When someone says, “I want to be fit,” what they’re actually saying is, “I want to be fit for something.” Without that qualifier—fit for lifting, fit for running, fit for aging well, fit for parenting, fit for sport, fit for living without pain—the word becomes vague enough to mean everything and nothing at once.
The Context Problem
Two people can use the word “fitness” and be talking about entirely different things.
A runner describing fitness isn’t talking about the same experience as a powerlifter. Someone navigating chronic pain isn’t describing the same thing as someone preparing for a sport. Someone focused on aging well isn’t describing the same thing as someone focused on aesthetics.
There is overlap here, of course. Most fitness methodologies and ideologies share common ground. Strength supports longevity. Mobility supports strength. Conditioning supports almost everything. But overlap doesn’t erase the fact that each approach is built on a different definition of what fitness should prioritize.
That doesn’t make the term meaningless—it makes it contextual. And context is uncomfortable, because it resists simple, universal answers.
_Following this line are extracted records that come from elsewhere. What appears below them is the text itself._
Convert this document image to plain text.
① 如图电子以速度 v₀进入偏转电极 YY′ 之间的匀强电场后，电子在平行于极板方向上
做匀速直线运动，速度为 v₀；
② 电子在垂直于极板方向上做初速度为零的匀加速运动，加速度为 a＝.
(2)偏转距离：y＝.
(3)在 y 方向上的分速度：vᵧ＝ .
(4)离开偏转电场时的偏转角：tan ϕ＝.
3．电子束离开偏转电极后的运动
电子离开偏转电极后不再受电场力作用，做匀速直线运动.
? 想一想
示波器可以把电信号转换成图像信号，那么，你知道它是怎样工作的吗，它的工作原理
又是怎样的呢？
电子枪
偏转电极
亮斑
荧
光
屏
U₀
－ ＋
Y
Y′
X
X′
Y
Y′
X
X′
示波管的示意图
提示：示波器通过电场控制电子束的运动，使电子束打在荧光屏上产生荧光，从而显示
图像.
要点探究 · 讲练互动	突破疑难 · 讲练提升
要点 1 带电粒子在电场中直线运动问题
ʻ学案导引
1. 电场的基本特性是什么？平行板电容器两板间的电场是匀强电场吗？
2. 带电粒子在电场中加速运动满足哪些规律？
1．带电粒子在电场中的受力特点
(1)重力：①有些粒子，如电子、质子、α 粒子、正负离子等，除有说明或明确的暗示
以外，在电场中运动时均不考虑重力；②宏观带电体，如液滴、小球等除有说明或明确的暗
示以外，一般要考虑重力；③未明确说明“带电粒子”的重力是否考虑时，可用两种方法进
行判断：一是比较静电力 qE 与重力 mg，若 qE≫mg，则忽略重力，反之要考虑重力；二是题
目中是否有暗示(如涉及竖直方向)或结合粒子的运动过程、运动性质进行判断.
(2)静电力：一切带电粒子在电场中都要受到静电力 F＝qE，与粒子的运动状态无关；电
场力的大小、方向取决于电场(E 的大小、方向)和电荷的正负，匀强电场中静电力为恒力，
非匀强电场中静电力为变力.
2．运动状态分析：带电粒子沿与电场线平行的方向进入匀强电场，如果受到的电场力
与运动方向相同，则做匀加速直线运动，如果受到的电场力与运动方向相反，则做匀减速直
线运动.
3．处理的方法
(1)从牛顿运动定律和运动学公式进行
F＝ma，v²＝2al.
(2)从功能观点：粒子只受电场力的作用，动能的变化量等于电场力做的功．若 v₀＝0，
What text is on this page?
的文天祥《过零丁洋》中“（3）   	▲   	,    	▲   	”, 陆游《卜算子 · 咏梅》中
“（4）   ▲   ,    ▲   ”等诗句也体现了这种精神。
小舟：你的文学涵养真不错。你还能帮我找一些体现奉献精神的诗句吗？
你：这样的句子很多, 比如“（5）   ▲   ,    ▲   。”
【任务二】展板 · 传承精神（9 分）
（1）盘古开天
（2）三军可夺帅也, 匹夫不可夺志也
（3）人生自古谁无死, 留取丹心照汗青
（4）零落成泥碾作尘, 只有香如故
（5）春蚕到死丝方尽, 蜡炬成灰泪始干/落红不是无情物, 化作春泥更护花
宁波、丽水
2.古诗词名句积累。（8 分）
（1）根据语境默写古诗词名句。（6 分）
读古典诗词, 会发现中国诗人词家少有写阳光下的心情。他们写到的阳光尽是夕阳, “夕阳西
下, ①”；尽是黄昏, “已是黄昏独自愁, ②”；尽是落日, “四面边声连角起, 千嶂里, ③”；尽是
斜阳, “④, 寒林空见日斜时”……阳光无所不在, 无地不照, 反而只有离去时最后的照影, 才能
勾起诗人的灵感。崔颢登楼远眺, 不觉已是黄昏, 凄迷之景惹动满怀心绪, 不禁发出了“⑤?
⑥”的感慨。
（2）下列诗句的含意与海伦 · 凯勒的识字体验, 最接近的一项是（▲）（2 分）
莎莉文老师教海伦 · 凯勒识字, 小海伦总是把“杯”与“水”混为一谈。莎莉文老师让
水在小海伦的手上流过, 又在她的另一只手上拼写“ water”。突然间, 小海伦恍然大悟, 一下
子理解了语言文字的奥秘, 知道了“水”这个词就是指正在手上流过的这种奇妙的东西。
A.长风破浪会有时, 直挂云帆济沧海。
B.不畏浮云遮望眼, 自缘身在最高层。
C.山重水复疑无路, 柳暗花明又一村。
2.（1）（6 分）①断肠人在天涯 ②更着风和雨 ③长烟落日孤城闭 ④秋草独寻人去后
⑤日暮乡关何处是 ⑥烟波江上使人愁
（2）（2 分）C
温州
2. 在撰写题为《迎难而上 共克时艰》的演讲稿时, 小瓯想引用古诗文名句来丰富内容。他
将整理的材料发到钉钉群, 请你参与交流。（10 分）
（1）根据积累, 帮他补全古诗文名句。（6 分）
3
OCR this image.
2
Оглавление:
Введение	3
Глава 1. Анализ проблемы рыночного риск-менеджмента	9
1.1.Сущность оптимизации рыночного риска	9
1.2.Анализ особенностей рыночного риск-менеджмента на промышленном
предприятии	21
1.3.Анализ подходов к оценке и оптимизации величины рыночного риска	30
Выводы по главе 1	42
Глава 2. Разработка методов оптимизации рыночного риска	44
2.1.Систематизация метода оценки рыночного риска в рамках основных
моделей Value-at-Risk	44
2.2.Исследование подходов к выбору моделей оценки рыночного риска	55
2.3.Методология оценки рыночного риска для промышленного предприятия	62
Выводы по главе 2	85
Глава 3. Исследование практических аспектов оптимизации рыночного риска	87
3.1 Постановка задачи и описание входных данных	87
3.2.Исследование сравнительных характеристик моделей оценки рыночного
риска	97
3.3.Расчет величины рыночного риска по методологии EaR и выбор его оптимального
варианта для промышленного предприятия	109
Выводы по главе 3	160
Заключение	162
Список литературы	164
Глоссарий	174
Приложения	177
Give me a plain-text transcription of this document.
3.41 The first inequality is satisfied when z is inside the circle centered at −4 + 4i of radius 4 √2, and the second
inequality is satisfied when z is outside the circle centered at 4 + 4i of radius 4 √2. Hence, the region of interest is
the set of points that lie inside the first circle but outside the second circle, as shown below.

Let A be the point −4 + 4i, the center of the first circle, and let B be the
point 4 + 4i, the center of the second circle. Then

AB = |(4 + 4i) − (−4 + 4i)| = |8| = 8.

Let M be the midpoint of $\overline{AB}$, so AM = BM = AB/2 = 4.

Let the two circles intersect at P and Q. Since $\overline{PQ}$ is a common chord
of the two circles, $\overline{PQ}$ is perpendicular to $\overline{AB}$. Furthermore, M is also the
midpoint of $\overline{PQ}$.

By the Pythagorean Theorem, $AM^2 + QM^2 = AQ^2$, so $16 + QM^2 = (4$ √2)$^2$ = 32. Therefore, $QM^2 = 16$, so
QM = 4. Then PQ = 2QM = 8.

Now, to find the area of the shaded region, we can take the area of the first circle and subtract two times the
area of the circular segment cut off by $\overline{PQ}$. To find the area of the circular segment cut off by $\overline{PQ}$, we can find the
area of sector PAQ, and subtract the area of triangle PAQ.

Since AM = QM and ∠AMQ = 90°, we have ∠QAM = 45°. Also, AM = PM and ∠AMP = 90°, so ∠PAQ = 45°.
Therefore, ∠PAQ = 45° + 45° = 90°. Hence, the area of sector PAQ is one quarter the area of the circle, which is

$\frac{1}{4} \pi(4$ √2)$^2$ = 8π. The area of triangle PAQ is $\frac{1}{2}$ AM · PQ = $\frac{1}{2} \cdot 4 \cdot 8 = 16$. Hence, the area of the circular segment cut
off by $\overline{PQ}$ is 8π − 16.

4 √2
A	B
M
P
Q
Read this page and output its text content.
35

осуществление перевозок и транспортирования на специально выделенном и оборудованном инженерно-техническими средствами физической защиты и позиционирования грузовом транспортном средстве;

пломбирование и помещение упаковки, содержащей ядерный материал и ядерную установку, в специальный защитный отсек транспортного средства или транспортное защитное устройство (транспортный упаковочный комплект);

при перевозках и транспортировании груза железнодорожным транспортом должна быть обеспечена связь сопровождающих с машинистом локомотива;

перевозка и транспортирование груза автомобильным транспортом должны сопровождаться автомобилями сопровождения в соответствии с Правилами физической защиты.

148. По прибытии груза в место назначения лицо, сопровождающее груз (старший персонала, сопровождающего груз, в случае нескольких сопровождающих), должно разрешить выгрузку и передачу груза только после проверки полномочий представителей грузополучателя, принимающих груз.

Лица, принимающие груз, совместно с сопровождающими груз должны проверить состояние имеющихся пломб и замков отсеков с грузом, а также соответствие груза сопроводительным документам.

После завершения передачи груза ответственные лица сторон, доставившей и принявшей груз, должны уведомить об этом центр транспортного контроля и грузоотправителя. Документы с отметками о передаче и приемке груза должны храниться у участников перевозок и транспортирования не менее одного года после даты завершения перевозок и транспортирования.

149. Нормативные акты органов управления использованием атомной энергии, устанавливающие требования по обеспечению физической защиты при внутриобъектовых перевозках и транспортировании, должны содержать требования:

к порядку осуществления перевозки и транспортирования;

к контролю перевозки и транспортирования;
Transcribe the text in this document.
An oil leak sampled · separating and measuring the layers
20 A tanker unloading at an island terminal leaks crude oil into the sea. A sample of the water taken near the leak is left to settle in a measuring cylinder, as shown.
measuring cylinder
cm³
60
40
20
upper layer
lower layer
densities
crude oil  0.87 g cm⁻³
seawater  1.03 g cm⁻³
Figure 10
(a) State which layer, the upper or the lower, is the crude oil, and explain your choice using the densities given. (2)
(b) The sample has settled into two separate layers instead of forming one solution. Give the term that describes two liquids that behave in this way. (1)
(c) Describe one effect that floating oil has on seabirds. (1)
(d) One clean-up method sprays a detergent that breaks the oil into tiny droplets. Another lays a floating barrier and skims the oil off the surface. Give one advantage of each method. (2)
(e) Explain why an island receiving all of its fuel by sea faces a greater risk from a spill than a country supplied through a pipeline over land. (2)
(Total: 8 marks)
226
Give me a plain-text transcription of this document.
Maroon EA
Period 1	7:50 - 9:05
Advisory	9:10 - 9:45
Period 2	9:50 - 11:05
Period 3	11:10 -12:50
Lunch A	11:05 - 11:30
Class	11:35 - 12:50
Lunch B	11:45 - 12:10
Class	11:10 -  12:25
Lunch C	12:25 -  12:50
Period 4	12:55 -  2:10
What counts as “fit” for one person may not matter at all for another. Yet the industry keeps trying to funnel everyone into one box, one barometer, one definition. That’s where so much confusion begins.
What a Barometer Really Represents
Barometers don’t reveal what fitness is.
They reveal what we believe fitness should be.
They’re mirrors of our values, not proofs of universal truth.
A strength barometer reflects a belief in force production and physical capacity.
A mobility barometer reflects a belief in range, control, and joint quality.
A longevity barometer reflects a belief in durability and sustained capability across decades.
A conditioning barometer reflects a belief in resilience and repeatable output.
None of them capture the whole picture.
Each one captures a slice of it.
That’s the paradox: fitness becomes clearest not through a single measurement, but through the accumulation of many partial ones—each offering a different angle on what the body can do.
The Real Question
If the industry can’t agree on one definition of fitness—and probably never will—then the question shifts. Instead of trying to crown a single barometer as the answer, maybe the value lies in understanding what each barometer reveals.
Maybe fitness isn’t something we can pin down with one test or one number.
Maybe it’s something we observe through overlapping signals, each adding depth to the way we understand our physical lives.
Strength tells one story.
Mobility tells another.
Longevity metrics add a different dimension.
Pain, comfort, capability—these shape the experience in ways numbers never fully capture.
Rather than searching for one perfect measure, it may be more useful to ask a different set of questions entirely:
What do you want fitness to give you?
What capacities matter in the life you’re living—or the life you want to live?
What abilities feel meaningful to maintain, develop, or reclaim?
The answers won’t be the same for everyone. They shouldn’t be. The body you have, the experiences you’ve lived, and the future you imagine all shape the version of fitness that makes sense for you.
The fitness barometer problem doesn’t demand a solution.
It invites an understanding.
And once you see fitness as something defined by your context—not a universal metric—the idea of becoming “fit” becomes more interesting, more personal, and far more useful.
Because when you stop trying to fit into a universal mold, you finally have the freedom to build a version of fitness that actually serves your life.